When the new technology of photography burst upon the world, in the late 1800’s, it changed the way people saw the world forever. It also, in a short time, put a lot of portrait and landscape painters out of business. On the other hand, it released painters from the demands of painting only what their eyes could see. They could now abstract. They could paint, not just was there, but how they saw it in their own unique way and at the same time, capture how they felt about the subject. Abstract painting did not arrive until after the invention of photography.

This new photo technology, was viewed by most art critics at the time, as little more than a mechanical /chemical process. It bore little resemblance to “real” art. Through the efforts of a handful of photographers, it blossomed into a valid art form. This process took many years for most critics to recognize photography as a valid art form. (Some continue to argue that it still is a stepchild in the art world).

We are now in the midst of another profound shift in the technology of art. It is computers, it is digital and it has freed the photographer (and other art forms) from the chains of reality. Photographers no longer have to accept that one click of the shutter results in just one picture. Digital photo artists can now combine many images to express themselves. They can color them, alter them, layer them and draw on them to create a completely new image. Photographers can now enjoy the visual license that painters enjoyed for over 100 years.

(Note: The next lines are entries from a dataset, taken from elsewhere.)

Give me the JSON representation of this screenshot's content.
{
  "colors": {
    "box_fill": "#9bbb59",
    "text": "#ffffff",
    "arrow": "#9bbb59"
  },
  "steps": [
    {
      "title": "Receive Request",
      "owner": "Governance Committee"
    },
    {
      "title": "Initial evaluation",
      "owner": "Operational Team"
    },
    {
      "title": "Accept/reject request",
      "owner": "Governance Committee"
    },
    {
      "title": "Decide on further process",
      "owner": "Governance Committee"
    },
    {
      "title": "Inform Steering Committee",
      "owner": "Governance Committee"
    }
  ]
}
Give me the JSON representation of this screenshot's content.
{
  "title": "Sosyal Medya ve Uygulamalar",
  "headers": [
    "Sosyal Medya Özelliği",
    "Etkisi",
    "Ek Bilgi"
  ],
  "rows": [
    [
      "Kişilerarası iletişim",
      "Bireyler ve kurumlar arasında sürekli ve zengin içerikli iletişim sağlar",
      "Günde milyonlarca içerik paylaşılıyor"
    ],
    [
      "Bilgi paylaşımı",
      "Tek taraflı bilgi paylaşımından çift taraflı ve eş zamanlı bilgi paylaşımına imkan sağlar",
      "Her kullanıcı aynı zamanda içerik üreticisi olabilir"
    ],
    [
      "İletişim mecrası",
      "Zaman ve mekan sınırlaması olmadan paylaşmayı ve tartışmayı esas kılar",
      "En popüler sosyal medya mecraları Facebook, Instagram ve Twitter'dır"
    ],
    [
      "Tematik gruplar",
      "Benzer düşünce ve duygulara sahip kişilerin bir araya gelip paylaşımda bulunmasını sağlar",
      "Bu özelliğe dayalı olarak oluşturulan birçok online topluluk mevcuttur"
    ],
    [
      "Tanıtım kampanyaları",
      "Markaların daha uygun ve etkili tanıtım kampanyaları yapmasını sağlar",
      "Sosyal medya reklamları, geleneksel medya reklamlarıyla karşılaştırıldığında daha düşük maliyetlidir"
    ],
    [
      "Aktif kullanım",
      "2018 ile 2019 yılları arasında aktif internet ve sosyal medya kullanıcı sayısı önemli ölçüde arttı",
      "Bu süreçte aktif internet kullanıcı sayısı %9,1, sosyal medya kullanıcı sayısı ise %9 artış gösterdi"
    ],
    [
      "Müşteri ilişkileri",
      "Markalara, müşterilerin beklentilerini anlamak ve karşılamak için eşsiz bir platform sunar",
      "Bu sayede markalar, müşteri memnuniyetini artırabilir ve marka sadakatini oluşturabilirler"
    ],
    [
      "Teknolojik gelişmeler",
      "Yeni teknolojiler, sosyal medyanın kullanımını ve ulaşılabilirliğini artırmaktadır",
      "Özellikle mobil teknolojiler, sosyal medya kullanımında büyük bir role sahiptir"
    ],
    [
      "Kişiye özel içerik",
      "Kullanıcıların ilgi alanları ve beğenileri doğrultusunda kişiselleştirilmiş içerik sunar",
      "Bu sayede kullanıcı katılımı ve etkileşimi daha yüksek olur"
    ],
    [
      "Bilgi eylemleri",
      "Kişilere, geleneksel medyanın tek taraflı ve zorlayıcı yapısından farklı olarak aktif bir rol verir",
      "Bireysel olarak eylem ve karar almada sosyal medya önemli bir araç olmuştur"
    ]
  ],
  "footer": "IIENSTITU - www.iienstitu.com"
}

Consider the similarities between painting and digital compositions. They both start with a blank “canvas” and add elements until the picture is done. This is an additive process. Traditional photography, on the other hand is a subtractive process. The photographer has to “eliminate” the distracting elements in the camera’s viewfinder to isolate and enhance his subject.

While I still enjoy the traditional forms of photography, I have been enamored by the possibilities of digital compositions. I enjoy the painterly control of digital work and will continue to explore the new frontiers of digital imaging.